We also provide the "Human Concepts" images we harvested from Google in the mturk_concepts/ folder
We provide our MTurk interface in the attached HTML file which was used to collect annotations. The file mturk_db.pickle contains the human annotations in our large scale study. We also provide the annotations from our small mturk study in small_mturk_experiment.pickle
The dataset metadata pickle contains the full dataset annotations broken down by left / right, issue, etc. We also provide annotations for the img path, the website url, the image description, the article text, etc.
Last updated: 12/6/2019 ----------------------------------------
Code requires PyTorch and Python 3.7+. Anaconda distribution is highly recommended.
This code implements our model as presented in our NeurIPS 2019 paper.
It is assumed that the dataset is in the same folder as this code. Alternatively, create a symbolic link to the imgs folder of the dataset in the directory of the code.
First, run train_model.py to train a stage 1 model. We provide the precomputed Doc2Vec features as an attached pickle file.
If you wish to run on your own data, first run GenSym on your own documents and extract Doc2Vec features.
Next, run extract_features.py after choosing the best model on the validation set. We also provide pre-extracted features for the test set.
Finally, run train_eval_stage_2.py which trains the classifier using the extracted features and evaluates it on the test set.
We also provide a pretrained classifier model. Note that due to random variations in training and initialization, results may slightly deviate from the paper each time the code is run. If you wish to train your own model, you must first extract features on the train / test dataset and uncomment lines to train in the stage 2 file.
----
Additional notes: The actual project contains many more files than is contained in this zip, only the most important was given in the interest of space.
We run these files using McGill's SLURM GPUs, thanks to science.it@mcgill.ca.
In mimi.cs.mcgill, create an anaconda environment with all the correct dependencies (yes, this is necessary) then do module load slurm and
sbatch slurm_all.sh but you should figure this out, check the documentation from McGill.
We modified the original code to have checkpointing (our_train_model.py), because SLURM has time limits. So we have a script called every4hours.sh to run it continuously.

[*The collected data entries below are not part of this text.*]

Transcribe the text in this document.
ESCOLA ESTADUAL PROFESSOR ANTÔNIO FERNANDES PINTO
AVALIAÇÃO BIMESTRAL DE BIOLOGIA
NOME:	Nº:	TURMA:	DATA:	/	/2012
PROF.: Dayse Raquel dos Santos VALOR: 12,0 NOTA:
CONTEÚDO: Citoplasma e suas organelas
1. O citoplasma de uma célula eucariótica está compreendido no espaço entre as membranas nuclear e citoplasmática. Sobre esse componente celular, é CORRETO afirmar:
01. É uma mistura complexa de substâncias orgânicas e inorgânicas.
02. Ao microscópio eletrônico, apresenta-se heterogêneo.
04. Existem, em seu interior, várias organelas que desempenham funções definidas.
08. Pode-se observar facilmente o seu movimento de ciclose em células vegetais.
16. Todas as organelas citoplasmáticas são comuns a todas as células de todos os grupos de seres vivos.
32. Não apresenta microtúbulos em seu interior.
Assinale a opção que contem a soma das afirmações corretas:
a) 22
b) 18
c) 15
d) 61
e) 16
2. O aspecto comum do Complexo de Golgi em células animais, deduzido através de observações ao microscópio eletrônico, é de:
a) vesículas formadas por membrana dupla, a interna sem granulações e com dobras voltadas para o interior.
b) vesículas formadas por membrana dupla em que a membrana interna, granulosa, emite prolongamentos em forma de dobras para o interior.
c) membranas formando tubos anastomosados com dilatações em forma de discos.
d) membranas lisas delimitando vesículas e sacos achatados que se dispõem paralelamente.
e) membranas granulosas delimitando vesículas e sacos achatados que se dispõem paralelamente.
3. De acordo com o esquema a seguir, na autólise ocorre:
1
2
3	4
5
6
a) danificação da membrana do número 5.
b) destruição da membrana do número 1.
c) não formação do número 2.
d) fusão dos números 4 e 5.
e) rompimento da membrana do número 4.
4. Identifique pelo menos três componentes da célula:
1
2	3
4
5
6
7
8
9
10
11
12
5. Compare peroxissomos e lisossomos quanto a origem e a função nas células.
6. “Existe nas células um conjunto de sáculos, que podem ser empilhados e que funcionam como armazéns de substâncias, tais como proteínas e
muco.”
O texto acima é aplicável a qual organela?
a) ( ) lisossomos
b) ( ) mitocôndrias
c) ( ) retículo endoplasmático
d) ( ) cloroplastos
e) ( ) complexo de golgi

Watch out, there is a max limit of jobs (its very big so dont stress too much, and you can always ask for more) you can run so pay attention to your script and end it with ctrl+c once youre done training 50 epochs.
We implemented checkpointing for our_extract_features.py and our_train_eval_stage_2.py but we didn't need to, just run og_extract_features.py and og_train_eval_stage_2.py.
You can modify other settings in slurm_all.sh.